Today the Managing Editors of Inside Pages (Stephanie Smith) and River North Fiction (Natalie Myers) are trading guest posts to round up some of the best in both fiction and non-fiction! Visit www.rivernorthfiction.com to read “5 Non-Fiction Books for Fiction Readers.”
Natalie Myers is a social media specialist with Moody Publishers and the managing editor of the River North Fiction blog. When she’s not reading books or tweeting about them, Natalie enjoys perfecting her cheesecake recipe and trekking the Chicago area in her little M&M blue car. Follow her on Twitter @natalie_elyse for infrequent pieces of trivia from her life and the publishing industry.
“Fiction reveals truth that reality obscures.” -Ralph Waldo Emerson
As a child, I believed that books only had two categories: “for kids” and “for grown-ups.” When I was a slightly-older child, I learned that the two categories most accurate to book-sorting were actually “fiction” and “non-fiction.”

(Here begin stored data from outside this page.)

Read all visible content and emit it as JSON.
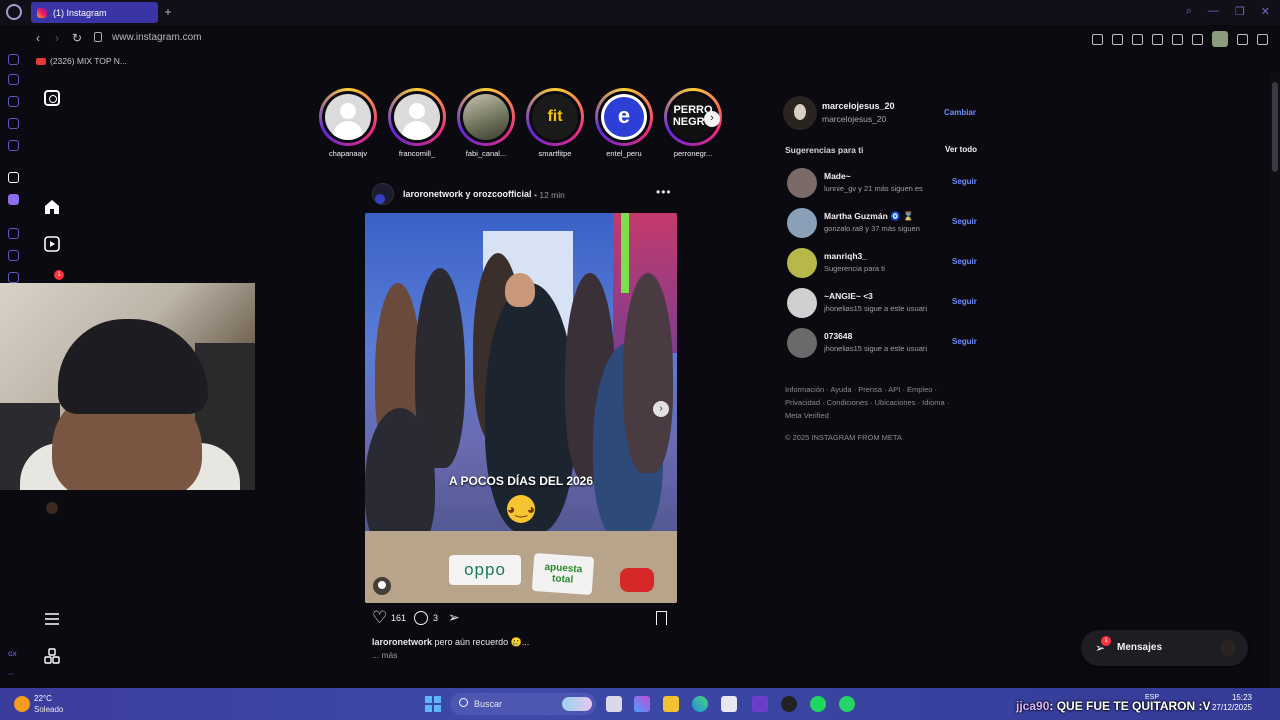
{
  "browser": {
    "tab_title": "(1) Instagram",
    "url": "www.instagram.com",
    "bookmark": "(2326) MIX TOP N..."
  },
  "stories": [
    {
      "name": "chapanaajv",
      "kind": "default"
    },
    {
      "name": "francomill_",
      "kind": "default"
    },
    {
      "name": "fabi_canal...",
      "kind": "photo"
    },
    {
      "name": "smartfitpe",
      "kind": "smartfit",
      "logo_text": "fit",
      "logo_small": "smart"
    },
    {
      "name": "entel_peru",
      "kind": "entel",
      "logo_text": "e"
    },
    {
      "name": "perronegr...",
      "kind": "perro",
      "logo_text": "PERRO NEGRO"
    }
  ],
  "post": {
    "author": "laroronetwork y orozcoofficial",
    "separator": "•",
    "time": "12 min",
    "image_caption": "A POCOS DÍAS DEL 2026",
    "brand_oppo": "oppo",
    "brand_apuesta": "apuesta total",
    "likes": "161",
    "comments": "3",
    "caption_user": "laroronetwork",
    "caption_text": "pero aún recuerdo 🥲...",
    "more": "... más"
  },
  "me": {
    "username": "marcelojesus_20",
    "name": "marcelojesus_20",
    "switch": "Cambiar"
  },
  "suggestions": {
    "title": "Sugerencias para ti",
    "see_all": "Ver todo",
    "follow": "Seguir",
    "items": [
      {
        "name": "Made~",
        "sub": "lunnie_gv y 21 más siguen es",
        "color": "#7a6a68"
      },
      {
        "name": "Martha Guzmán 🧿 ⌛",
        "sub": "gonzalo.ra8 y 37 más siguen",
        "color": "#8aa0b8"
      },
      {
        "name": "manriqh3_",
        "sub": "Sugerencia para ti",
        "color": "#b8b84a"
      },
      {
        "name": "~ANGIE~ <3",
        "sub": "jhonelias15 sigue a este usuari",
        "color": "#d0d0d0"
      },
      {
        "name": "073648",
        "sub": "jhonelias15 sigue a este usuari",
        "color": "#6a6a6a"
      }
    ]
  },
  "footer": {
    "links": "Información · Ayuda · Prensa · API · Empleo · Privacidad · Condiciones · Ubicaciones · Idioma · Meta Verified",
    "copyright": "© 2025 INSTAGRAM FROM META"
  },
  "messages": {
    "label": "Mensajes",
    "badge": "1"
  },
  "nav_badge": "1",
  "taskbar": {
    "temp": "22°C",
    "weather": "Soleado",
    "search": "Buscar",
    "lang": "ESP",
    "time": "15:23",
    "date": "27/12/2025"
  },
  "chat": {
    "user": "jjca90",
    "message": ": QUE FUE TE QUITARON :V"
  },
  "gx_label": "GX",
  "colors": {
    "accent": "#6e8dff",
    "tab_active": "#3a35a6",
    "badge": "#ff3040"
  }
}
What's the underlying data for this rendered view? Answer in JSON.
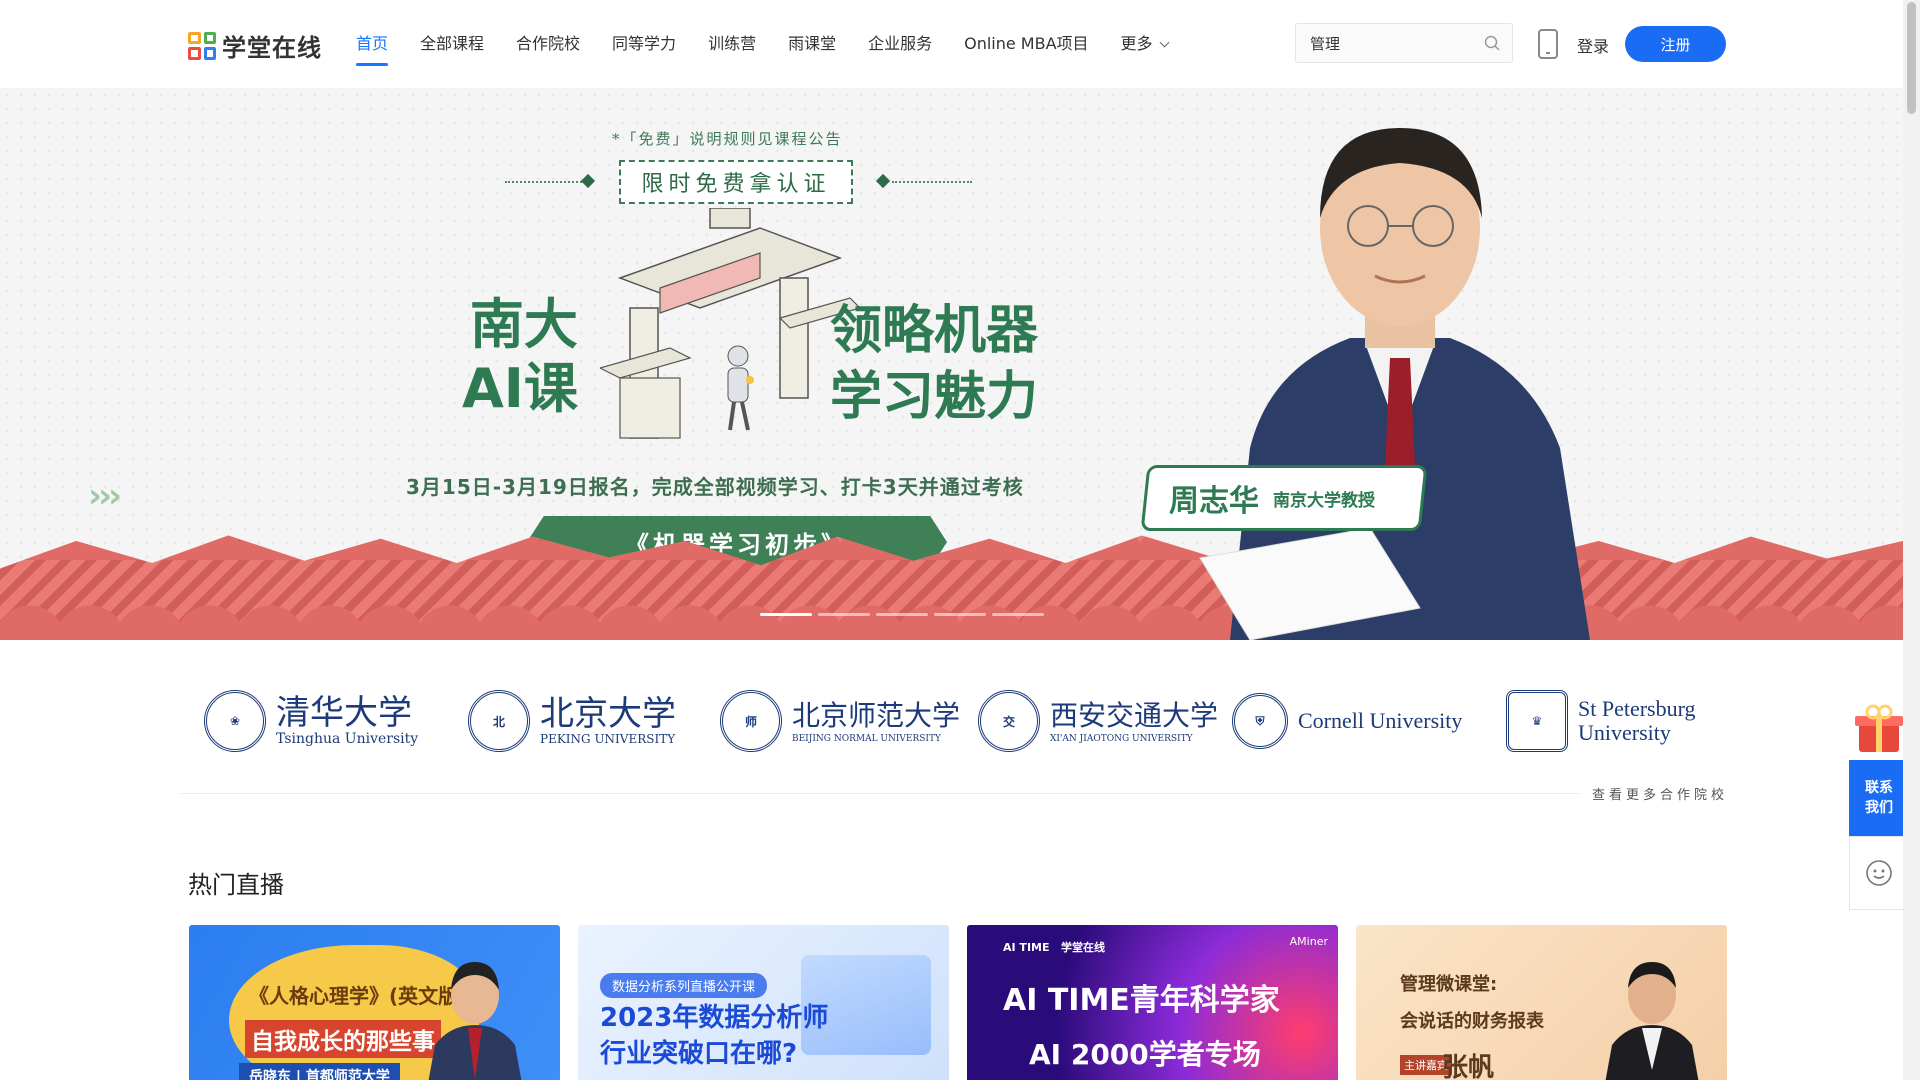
{
  "header": {
    "logo_text": "学堂在线",
    "nav": [
      "首页",
      "全部课程",
      "合作院校",
      "同等学力",
      "训练营",
      "雨课堂",
      "企业服务",
      "Online MBA项目",
      "更多"
    ],
    "search_value": "管理",
    "login": "登录",
    "register": "注册"
  },
  "banner": {
    "notice": "*「免费」说明规则见课程公告",
    "cert": "限时免费拿认证",
    "left_title_1": "南大",
    "left_title_2": "AI课",
    "right_title_1": "领略机器",
    "right_title_2": "学习魅力",
    "date_line": "3月15日-3月19日报名，完成全部视频学习、打卡3天并通过考核",
    "course": "《机器学习初步》",
    "person_name": "周志华",
    "person_title": "南京大学教授",
    "arrows": "›››",
    "active_slide": 0
  },
  "universities": {
    "items": [
      {
        "cn": "清华大学",
        "en": "Tsinghua University"
      },
      {
        "cn": "北京大学",
        "en": "PEKING UNIVERSITY"
      },
      {
        "cn": "北京师范大学",
        "en": "BEIJING NORMAL UNIVERSITY"
      },
      {
        "cn": "西安交通大学",
        "en": "XI'AN JIAOTONG UNIVERSITY"
      },
      {
        "en": "Cornell University"
      },
      {
        "en1": "St Petersburg",
        "en2": "University"
      }
    ],
    "more": "查看更多合作院校"
  },
  "section": {
    "title": "热门直播",
    "cards": [
      {
        "title": "《人格心理学》(英文版)",
        "subtitle": "自我成长的那些事",
        "speaker": "岳晓东",
        "org": "首都师范大学"
      },
      {
        "tag": "数据分析系列直播公开课",
        "line1": "2023年数据分析师",
        "line2": "行业突破口在哪?"
      },
      {
        "logo1": "AI TIME",
        "logo2": "学堂在线",
        "logo3": "AMiner",
        "line1": "AI TIME青年科学家",
        "line2": "AI 2000学者专场"
      },
      {
        "line1": "管理微课堂:",
        "line2": "会说话的财务报表",
        "tag": "主讲嘉宾",
        "speaker": "张帆"
      }
    ]
  },
  "side": {
    "contact_1": "联系",
    "contact_2": "我们"
  },
  "colors": {
    "primary": "#1a6cf5",
    "banner_green": "#2e7a52",
    "fence_red": "#e06b66"
  }
}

Although I tend to lean toward non-fiction—travel books, cookbooks, biographies—I’ve found that reading fiction makes my non-fiction reading better, and vice versa. With my recent role as managing editor for the River North Fiction blog, I’ve had the chance to be exposed to our fiction titles on a regular basis. With that in mind, here are a few of my favorite picks of fiction books that even non-fiction readers might enjoy:
1. Pearl in the Sand, by Tessa Afshar
Can a Canaanite harlot who has made her livelihood by looking desirable to men make a fitting wife for one of the leaders of Israel? Shockingly, the Bible’s answer is yes.
Tessa’s debut novel sweeps readers into the story of Rahab, combining quick wit and excellent research to create characters you will want to hold onto long after the pages are done. (Fortunately, Tessa’s next book, Harvest of Rubies comes out this May!)
2. Walk With Me, by Annie Wald (releasing in September 2012)
Inspired by the timeless classic Pilgrim’s Progress, Annie Wald’s Walk with Me exposes the journey of marriage as the epic passage that it is and the refining process it can become.
3. A Marriage Carol, by Gary Chapman and Chris Fabry
On Christmas Eve twenty years earlier, Marlee and Jacob were married in a snowstorm. This Christmas Eve, they are ready to quit. When their car slides off the road and Marlee wakes up to find Jacob missing, she rushes to look for help. In the midst of the snowstorm, she finds help she never expected—and a decision she must be ready to face.
4. The Familiar Stranger, by Christina Berry
When Craig Littleton lands in the ICU after an accident with a fuzzy memory of the life he once lived, his wife Denise rushes to help him get better. Yet on their road to recovery, she discovers some dark secrets. An affair? An emptied bank account? A hidden identity? An illegitimate child?
What will Denise do when she realizes Craig is not the man she thought he was? Is this trauma a blessing in disguise, a chance for a fresh start? Or will his secrets destroy the life they built together?
5. Ruth’s Redemption, by Marlene Banks-Benn
A gripping slave-era novel, Ruth’s Redemption is a story of love, forgiveness, and (naturally) redemption. As a slave purchased and sold primarily for breeding, Ruth’s heart is filled with resentment and bitterness. Yet when she meets Bo, a godly man and freed slave, her life is destined to change.
What fiction books would you recommend to non-fiction readers? What non-fiction book would you recommend to someone who says he only enjoys fiction?